Its resurgence in the 20th century is due primarily to the availability of portable electric heating implements and the variety of tools that have made encaustic a far less formidable technique.
I recently had conversations with three wonderful practitioners of the art, Eileen Goldenberg, Rozy Arno and Jaime Lyerly.
San Francisco artist, Eileen Goldenberg began painting in encaustics about 8 years ago after almost 30 years as a nationally renowned potter. Eileen says that after seeing an encaustic piece in a show it awoke in her a new direction for her work. For her it embodies many of the tactile and technical aspects of the ceramic process, but also brings in the possibilities of reworking a much more flexible medium. She recalled the encaustic work of Jasper Johns and Diego Rivera noting that it was generally referred to as “mixed media” back then.

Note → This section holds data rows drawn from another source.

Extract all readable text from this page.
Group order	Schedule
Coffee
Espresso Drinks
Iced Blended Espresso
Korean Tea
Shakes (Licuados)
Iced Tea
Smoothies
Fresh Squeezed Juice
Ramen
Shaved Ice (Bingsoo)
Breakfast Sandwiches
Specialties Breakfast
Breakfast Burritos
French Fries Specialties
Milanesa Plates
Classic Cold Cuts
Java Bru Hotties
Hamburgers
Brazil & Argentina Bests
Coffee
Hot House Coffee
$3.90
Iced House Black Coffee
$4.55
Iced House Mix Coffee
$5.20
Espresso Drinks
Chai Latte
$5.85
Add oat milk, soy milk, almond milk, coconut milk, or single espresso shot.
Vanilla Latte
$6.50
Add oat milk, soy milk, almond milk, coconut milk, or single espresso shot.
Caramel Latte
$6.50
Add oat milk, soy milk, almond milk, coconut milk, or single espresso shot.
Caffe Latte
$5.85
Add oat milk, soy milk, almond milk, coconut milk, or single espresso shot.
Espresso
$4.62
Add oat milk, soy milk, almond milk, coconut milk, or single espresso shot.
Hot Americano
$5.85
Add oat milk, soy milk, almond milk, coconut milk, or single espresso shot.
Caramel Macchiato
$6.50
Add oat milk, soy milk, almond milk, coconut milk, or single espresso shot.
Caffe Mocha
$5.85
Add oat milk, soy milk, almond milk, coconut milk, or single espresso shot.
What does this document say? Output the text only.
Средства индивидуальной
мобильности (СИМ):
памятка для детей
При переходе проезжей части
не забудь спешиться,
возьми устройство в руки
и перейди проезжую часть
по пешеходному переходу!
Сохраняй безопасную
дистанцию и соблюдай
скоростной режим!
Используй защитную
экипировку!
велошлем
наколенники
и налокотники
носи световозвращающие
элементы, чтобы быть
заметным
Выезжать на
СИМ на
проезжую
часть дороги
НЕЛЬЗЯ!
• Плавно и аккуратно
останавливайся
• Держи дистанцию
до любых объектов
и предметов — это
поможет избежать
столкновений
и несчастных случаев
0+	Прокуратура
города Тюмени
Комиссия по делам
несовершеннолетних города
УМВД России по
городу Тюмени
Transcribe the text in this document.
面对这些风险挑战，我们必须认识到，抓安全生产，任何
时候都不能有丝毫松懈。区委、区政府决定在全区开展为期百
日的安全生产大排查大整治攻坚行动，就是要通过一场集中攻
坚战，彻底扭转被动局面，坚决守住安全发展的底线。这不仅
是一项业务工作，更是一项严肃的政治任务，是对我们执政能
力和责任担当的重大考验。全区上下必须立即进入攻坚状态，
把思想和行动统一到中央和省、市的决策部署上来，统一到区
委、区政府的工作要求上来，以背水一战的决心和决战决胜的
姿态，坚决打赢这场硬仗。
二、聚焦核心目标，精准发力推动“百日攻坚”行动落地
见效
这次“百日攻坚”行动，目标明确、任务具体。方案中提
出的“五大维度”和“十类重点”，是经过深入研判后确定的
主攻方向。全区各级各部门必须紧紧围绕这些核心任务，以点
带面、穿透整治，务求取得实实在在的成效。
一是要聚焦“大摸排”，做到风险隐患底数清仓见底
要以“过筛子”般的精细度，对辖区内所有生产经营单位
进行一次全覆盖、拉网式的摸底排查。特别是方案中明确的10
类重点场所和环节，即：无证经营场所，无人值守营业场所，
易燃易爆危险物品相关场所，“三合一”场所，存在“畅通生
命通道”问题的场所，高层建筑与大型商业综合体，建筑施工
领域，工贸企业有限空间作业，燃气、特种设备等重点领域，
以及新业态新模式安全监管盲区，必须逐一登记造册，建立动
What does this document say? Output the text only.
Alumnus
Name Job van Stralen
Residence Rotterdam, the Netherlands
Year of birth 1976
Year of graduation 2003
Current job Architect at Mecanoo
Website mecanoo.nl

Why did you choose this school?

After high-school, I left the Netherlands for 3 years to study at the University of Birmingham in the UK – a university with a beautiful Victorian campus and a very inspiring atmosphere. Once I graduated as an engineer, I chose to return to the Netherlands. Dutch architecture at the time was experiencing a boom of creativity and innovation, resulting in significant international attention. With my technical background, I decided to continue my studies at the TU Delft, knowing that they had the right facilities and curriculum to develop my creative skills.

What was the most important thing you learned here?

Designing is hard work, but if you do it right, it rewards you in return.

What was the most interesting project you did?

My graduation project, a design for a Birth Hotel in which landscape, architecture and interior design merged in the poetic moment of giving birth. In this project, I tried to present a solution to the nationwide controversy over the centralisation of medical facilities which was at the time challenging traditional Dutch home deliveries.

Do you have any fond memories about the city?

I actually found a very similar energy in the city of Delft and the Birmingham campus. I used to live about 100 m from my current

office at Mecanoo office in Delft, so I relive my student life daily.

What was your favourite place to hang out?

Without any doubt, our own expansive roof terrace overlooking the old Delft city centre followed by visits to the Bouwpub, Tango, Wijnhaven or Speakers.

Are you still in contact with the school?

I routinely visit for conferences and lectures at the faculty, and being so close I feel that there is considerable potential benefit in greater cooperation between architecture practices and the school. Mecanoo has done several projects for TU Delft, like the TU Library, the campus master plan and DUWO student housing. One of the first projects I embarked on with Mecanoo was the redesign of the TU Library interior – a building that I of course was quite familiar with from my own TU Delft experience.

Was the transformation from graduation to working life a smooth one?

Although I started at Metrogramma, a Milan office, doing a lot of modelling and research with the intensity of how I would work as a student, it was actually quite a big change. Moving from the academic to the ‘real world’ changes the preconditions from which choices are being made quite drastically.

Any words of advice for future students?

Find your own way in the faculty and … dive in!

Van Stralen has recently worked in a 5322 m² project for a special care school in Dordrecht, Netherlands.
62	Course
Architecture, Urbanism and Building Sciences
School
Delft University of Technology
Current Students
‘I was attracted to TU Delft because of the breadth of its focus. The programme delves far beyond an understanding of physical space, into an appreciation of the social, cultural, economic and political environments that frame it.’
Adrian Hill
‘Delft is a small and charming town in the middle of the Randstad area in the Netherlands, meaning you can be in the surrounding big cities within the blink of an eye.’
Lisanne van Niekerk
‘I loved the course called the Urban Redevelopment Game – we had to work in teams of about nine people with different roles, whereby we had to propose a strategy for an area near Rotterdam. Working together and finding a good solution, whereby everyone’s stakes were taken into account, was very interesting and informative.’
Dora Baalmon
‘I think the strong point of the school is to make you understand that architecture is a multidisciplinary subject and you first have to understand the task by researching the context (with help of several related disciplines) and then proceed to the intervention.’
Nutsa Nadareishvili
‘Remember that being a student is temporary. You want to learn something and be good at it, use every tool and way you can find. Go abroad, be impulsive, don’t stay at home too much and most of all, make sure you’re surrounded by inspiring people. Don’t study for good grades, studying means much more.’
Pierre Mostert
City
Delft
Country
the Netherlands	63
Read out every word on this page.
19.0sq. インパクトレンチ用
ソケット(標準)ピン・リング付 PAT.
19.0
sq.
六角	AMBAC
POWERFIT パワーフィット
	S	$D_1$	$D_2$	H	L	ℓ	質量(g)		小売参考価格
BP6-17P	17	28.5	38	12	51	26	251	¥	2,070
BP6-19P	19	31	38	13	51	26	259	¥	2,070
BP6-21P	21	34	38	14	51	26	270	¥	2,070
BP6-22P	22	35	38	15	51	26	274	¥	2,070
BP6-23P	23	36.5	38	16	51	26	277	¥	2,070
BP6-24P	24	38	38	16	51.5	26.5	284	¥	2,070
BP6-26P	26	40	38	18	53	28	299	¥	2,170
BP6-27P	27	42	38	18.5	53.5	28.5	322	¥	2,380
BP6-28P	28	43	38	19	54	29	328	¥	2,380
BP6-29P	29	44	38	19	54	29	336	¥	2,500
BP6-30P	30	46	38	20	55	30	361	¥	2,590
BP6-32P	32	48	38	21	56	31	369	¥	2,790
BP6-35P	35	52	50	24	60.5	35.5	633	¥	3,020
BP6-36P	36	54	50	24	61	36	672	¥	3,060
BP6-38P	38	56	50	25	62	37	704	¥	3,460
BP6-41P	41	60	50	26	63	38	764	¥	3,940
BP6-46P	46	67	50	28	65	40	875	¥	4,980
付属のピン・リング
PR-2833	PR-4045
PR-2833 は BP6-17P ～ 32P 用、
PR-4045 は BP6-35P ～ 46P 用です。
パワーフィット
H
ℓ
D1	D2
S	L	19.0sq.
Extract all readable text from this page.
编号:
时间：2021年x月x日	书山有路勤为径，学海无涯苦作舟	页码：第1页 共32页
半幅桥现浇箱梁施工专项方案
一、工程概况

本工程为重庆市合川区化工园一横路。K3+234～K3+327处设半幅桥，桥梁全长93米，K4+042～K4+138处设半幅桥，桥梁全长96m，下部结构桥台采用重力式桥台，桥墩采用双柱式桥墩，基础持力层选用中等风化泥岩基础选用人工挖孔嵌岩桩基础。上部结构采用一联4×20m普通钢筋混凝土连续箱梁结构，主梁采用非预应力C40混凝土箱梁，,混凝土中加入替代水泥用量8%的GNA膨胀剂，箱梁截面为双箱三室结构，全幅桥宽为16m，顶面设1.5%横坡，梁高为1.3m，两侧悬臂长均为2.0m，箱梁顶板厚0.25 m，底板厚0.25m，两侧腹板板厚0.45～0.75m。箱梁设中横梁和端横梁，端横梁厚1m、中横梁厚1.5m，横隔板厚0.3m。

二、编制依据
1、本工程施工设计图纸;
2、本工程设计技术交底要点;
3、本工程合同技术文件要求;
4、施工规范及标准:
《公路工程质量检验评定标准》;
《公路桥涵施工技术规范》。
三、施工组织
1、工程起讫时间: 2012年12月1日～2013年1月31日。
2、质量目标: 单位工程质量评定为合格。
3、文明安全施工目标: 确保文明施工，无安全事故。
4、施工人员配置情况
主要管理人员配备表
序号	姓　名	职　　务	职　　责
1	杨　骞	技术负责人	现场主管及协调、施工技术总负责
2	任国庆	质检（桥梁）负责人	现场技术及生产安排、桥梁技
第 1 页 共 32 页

3 years ago Eileen began working on a series of paintings she calls the Teahouse series after the novel, The Teahouse Fire by Ellis Avery. She was drawn to the discipline of the Japanese tea ceremony. Eileen says that there is ” imaginative freedom within the strict boundaries of the traditional ceremony.” She relates that to the demands of wax as a medium. To date she has completed 350 paintings in the Teahouse series.
Eileen working on a 12-foot painting
Tea House #281
See more of Eileen’s work on her America Creates gallery: Eileen_Goldenberg
Don’t miss Eileen’s March 22nd and April 22nd Workshops: Intro_to_Encaustic_Painting
I spoke with Rozy Arno who works out of Oregon’s high desert country in Redmond. Rozy began oil painting when she was 15. Later she did pastel portraits, but eventually she found the planning process to rigid for her ideas. About six years ago she saw a show of encaustic paintings and it was love at first sight. “The wax,” she says, “It’s so fluid. It tells you what to do. You can’t really control it.” Rozy said it brought out the abstract painter in her with it’s deep, vibrant and intense colors. “Two things come out. The expression and the emotional release.”
“I have to say I don’t plan my paintings. It comes from, a ‘cosmic connection’ I feel from working with the wax and pigments.” “In fact one of my first works came spontaneously, “The Chasm” and a few days later she was looking through an astronomy magazine and found a photograph of a nebula that was amazingly similar, “almost identical” to her painting. Rozy went on to add that, “Sometimes the painting becomes an ‘inner spiritual journey.’ Many of my works, like, ‘View of Earth From My Rocket Ship’ have a space/science theme to them.” She continued, “Another, ‘Into the Slipstream,’ represents a conduit into the universe through which you gather creative energy to channel into the work.”

Rozy Arno The Chasm Into the Slipstream
See Rozy’s America Creates Gallery: Rozy_Arno
Jaime Lyerly
Jaime Lyerly is a student at San Diego State. She’s gone from English - to Art History - to Arts. “I realized that I was seeking creativity from many different angles, and then I finally had the guts to declare an art major.” “Now, as a child, if we were ‘caught’ doing art it meant that we were idle and must have some chores to do.”
“I began painting late, at 21, just 10 years ago, beginning to develop the necessary discipline. I was inspired to sculpt when I saw the work of Kiki_Smith. I was drawn to the figurative - away from the mechanical.” I started with body casts - of my self. It was a collaborative process. I began to work with wax by applying it to the plaster casts. Then I became fascinated with the sculptural qualities of the wax and I seek to work that to the limits of its plasticity.”